Opinião

Socorro! Fui eclipsada! E agora?

Como já devem (ou deveriam) ter compreendido, não sou uma pessoa que se cala com peculiar facilidade. Às vezes, sou todo um oceano de honestidade e contestação. Por consequência deste comportamento (relativamente impulsivo), tenho-me deparado várias vezes com uma prática: o eclipsamento. “O que é isso, Mariana?”, pergunta o Carlos e todas as pessoas que não conhecem a pessoa que inseriu este termo no meu dicionário. Eu explico.

Eclipsamento é a prática de retirar (nada) discretamente uma pessoa de um determinado grupo de amigos sem que esta se aperceba até ter acontecido. É muito chato. Aconteceu-me umas três vezes e duas delas foram no último ano. A vez sobrante foi na primária e, apesar de ser provavelmente aquela em que menos culpa tive, foi a única que me doeu. Vá, a segunda também me doeu um bocadinho. Mas eram pessoas demasiado próximas. 

Voltando ao tutorial. Depois de terem o primeiro momento em que ficam chocados e pensam “Socorro! Fui eclipsada! E agora?”, é necessário que façam uma reflexão: qual foi o meu contributo para que isto acontecesse? Muitas vezes foram apenas vocês mesmos. Isto pode significar que os vossos amigos não prestavam ou mudaram. Talvez vocês não prestem ou tenham mudado. Uso a linha de pensamento que um dos eclipsadores me ensinou, antes de me eclipsar: “Quando uma relação – seja ela de que espécie for – acaba, há sempre culpa em ambos os lados.” Não acredito lá muito nisto. Até porque acho que culpa é uma palavra ultrapassada. Gosto de pensar que ambas as partes contribuem. 

Após identificar o erro, partimos para a segunda parte da questão: Podia ter evitado isto sem deixar de me sentir bem comigo mesma? Dando os meus exemplos, os afastamentos deveram-se a “pouca atenção” e não tolerar pessoas preconceituosas que não conseguem usar a ervilhinha que têm dentro da cabeça. Como podem reparar, não parei para pensar muito na segunda. A primeira levou-me a concluir que, para dar mais tempo à pessoa, teria de deixar de fazer o que me deixava feliz. E aqui seguimos Stuart Mill e o princípio da maior felicidade.

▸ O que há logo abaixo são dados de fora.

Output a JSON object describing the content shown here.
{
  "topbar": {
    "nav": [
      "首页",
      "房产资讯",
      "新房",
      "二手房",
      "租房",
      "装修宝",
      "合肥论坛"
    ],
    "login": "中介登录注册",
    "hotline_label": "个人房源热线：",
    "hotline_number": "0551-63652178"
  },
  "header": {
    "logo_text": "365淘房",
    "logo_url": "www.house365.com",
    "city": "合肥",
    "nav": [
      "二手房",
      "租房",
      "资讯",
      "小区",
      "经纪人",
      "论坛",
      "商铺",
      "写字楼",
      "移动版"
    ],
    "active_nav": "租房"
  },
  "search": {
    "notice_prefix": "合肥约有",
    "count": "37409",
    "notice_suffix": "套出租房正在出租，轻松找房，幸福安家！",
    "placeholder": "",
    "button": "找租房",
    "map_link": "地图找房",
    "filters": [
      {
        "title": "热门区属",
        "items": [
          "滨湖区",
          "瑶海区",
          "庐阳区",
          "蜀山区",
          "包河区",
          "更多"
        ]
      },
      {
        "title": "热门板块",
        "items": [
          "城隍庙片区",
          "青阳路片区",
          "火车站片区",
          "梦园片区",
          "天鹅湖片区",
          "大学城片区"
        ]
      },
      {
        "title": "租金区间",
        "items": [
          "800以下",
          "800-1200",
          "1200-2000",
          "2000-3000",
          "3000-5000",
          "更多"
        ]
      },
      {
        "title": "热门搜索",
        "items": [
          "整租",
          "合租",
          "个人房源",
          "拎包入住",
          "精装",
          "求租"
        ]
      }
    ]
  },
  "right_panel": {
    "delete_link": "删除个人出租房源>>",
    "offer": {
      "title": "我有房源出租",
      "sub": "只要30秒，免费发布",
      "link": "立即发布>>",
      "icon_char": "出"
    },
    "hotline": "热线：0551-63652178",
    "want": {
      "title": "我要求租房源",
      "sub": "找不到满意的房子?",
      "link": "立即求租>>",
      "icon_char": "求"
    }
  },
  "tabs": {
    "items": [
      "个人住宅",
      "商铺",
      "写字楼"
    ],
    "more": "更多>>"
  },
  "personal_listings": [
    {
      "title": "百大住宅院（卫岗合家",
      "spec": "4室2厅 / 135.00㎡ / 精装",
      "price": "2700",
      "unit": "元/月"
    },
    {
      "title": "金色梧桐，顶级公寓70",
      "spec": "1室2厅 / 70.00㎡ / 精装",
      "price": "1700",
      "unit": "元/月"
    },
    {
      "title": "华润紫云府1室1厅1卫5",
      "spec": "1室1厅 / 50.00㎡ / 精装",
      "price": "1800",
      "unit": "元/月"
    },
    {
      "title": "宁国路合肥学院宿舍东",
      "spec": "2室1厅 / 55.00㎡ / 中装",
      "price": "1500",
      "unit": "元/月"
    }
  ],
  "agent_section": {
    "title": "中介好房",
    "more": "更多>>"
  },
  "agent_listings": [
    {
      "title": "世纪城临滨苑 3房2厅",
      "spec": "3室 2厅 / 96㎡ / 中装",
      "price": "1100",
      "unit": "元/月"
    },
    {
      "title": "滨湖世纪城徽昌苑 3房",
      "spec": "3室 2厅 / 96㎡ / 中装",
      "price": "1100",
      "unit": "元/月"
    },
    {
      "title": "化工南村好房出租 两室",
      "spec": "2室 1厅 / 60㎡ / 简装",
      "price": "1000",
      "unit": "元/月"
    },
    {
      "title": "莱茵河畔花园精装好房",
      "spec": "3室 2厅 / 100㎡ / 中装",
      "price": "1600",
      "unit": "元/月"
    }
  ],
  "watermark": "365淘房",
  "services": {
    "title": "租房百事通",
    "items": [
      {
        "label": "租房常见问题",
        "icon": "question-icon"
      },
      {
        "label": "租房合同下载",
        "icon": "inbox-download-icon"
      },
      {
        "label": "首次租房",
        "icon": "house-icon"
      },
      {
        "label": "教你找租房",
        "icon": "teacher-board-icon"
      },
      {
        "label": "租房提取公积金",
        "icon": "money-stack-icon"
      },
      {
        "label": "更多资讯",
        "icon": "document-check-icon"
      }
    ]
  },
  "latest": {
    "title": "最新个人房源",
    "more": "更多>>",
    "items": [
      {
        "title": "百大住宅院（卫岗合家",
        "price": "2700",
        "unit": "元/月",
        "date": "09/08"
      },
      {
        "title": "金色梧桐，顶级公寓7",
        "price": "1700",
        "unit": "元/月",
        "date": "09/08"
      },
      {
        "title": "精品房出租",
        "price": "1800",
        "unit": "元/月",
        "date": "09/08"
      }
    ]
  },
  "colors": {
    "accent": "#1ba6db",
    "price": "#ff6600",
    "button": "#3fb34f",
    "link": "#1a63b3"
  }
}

Podia ter deixado de fazer o que me fazia feliz e dar mais atenção às pessoas excluídas deste universo. Mas as pessoas excluídas deste universo não fizeram um esforço para puxar por mim e não paravam de fazer aquilo de que gostavam por mim. Relações com exigências unilaterais nunca têm um final feliz e a amizade chegaria a um fim.

Esta é a altura decisiva: depois de repensar em tudo, precisamos de compreender o que realmente queremos fazer. Como diriam as pessoas popularmente, “usar o coração”. Mas ao fim ao cabo voltamos a Mill: “O que te trará mais felicidade? E aos outros?”- se é que a esta altura ainda nos preocupamos com os outros. Nesta fase, não há conclusões certas. Como sou casmurra, deixo as pessoas irem à vidinha delas. Se gostar muito – muito (Muito |Muito|)  – mesmo da pessoa, provavelmente quererei pedir desculpa. Não para a ter de volta. Deus me livre implorar por alguém. Gosto de deixar as coisas com um final bonito. Mas também sei ter o amor próprio para ver que o sujeito não se importa comigo, por mais importante que a pessoa fosse para mim. Aqui resta desejar o melhor e andar em frente. Para a frente é que fica Lisboa e bem que eu sinto saudades de lá estar.

A vida encarregou-se de me tornar uma pessoa refilona, teimosa, intransigente e social. Comunico com pessoas, animais ou flores com muita facilidade, o que me leva a ter muitos amigos agradáveis. Além da facilidade de me inserir em grupos derivada das mudanças sucessivas. Por norma, encontro um poiso mais confortável e que me soma mais do que o anterior. Por isso, nada temas: vai tudo ficar bem e arranjas um novo ninho, passarinho. Fica tranquilo. 

Há aqui um fator importante que eu não mencionei: nem todos os que te eclipsam terão motivos para isso. Muitas vezes um grupo toma uma atitude em bando e decidem simplesmente ir atrás do principal lesado. A decisão pode ser motivada por vários fatores: a proximidade, a qualidade de trabalho ou as boleias ocasionais. Bom, como eu não tenho um carro e não dou uso à carta, perco neste último quesito. E está tudo bem. Se calhar tu tens essa vantagem. Como se diz em direito: analisando caso a caso, perceberás qual a sanção a praticar conforme os delitos cometidos. 

A parte boa dos eclipses: duram pouco tempo. Os astros alinham-se rapidamente e faz-se luz.